In a country where violence is an open wound for many families — with some 50,000 deaths blamed on drug violence in five years — the pope also warned young people against revenge.
“The disciple of Jesus does not respond to evil with evil,” he said.
In only his second trip to the world’s most Catholic continent, the pope is in Mexico before traveling to communist Cuba on Monday.
Thousands of people waited outside his lodging in Leon Saturday in a bid to get a glimpse of the pontiff, who is following in the footsteps of John Paul II who came here five times.
“We could hardly sleep because of the emotion and now we can see the pope,” said Xochitl Alvarez, an indigenous woman who travelled hundreds of miles (kilometers) from southern Mexico.
A highlight of the visit was expected to be a vast Sunday mass beneath a towering statue of Christ the King in the regional Bicentennial Park.
Mexican authorities have promised maximum security, with some 5,400 security forces deployed, while the archbishop of Leon even called on local drug gangs to call a truce.
Benedict comes to a Mexican church facing challenges including legalized abortion and gay marriage in the Mexican capital and a drop in Catholic numbers in the world’s second-largest Catholic nation — with 84 percent of the population baptized.
Although he has not addressed particular challenges to the church, Benedict has called for respect for human dignity.
“This dignity is expressed especially in the fundamental right to freedom of religion, in its full meaning and integrity,” he said.
The visit comes amid debate over new legislation, which Calderon’s government is backing, to end restrictions on religious ceremonies in public places and a ban on religious involvement in politics.
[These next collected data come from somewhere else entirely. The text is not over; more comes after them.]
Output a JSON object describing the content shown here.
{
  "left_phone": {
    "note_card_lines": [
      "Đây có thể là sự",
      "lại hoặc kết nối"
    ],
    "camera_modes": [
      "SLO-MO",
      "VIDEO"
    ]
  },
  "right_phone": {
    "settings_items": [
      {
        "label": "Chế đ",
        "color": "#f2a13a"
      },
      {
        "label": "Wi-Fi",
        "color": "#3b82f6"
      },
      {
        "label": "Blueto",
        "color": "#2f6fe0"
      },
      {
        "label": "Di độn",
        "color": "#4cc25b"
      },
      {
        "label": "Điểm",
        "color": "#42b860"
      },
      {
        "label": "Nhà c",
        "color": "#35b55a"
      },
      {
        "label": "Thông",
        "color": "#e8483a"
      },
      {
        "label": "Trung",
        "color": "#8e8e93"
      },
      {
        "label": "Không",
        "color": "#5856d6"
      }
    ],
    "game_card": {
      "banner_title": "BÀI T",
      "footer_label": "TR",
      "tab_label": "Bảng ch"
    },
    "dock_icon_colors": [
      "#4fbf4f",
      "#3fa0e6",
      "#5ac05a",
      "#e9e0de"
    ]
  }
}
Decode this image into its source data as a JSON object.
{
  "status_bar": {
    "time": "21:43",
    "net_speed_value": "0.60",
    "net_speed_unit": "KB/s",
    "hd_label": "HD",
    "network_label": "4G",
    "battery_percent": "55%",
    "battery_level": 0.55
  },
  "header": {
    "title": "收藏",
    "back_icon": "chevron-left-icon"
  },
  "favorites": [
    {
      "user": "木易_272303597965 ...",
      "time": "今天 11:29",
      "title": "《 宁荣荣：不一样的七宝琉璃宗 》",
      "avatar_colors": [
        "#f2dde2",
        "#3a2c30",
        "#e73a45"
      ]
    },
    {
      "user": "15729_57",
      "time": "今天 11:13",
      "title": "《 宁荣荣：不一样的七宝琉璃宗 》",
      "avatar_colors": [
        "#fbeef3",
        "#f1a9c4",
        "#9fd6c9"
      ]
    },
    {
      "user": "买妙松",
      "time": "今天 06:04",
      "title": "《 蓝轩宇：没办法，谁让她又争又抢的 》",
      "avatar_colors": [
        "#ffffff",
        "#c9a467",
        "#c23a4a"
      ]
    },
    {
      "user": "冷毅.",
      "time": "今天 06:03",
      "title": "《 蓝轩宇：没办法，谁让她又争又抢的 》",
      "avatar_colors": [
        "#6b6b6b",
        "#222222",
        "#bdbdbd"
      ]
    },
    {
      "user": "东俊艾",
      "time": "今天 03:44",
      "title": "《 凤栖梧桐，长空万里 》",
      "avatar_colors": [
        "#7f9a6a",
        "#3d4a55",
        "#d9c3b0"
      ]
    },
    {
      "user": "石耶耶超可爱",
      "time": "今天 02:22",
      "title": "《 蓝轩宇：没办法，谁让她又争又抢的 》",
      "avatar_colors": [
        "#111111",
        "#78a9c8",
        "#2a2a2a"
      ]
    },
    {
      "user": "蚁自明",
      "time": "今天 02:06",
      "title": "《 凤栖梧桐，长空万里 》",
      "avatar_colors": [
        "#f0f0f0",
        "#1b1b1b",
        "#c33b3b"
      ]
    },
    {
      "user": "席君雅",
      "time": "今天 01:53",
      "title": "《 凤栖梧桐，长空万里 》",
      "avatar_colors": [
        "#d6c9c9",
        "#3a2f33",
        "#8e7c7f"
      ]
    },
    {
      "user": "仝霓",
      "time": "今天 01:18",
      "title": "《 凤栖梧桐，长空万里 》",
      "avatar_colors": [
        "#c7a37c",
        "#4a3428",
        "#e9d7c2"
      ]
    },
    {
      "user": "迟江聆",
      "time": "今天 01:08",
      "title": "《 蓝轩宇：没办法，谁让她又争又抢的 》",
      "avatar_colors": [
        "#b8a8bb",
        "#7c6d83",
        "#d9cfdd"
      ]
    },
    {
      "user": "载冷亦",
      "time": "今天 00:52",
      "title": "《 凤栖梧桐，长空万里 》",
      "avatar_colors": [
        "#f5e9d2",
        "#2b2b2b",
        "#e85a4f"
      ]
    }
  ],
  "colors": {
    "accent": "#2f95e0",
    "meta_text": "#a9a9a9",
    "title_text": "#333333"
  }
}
In Cuba, Benedict XVI will seek to follow in the footsteps of John Paul II, who was credited with strengthening the church’s relationship to the state and urging the communist island to open up, though it remains highly isolated.
Benedict said that Marxism “no longer corresponds to reality” and called for “new models” amid so far timid changes in the communist regime, on the journey to Mexico.
Cuban dissidents have meanwhile held a series of protests aimed at pressuring the pope into tackling the government on rights.
Benedict hopes to encourage religious fervor after more than 40 years of official atheism ended in the early 1990s.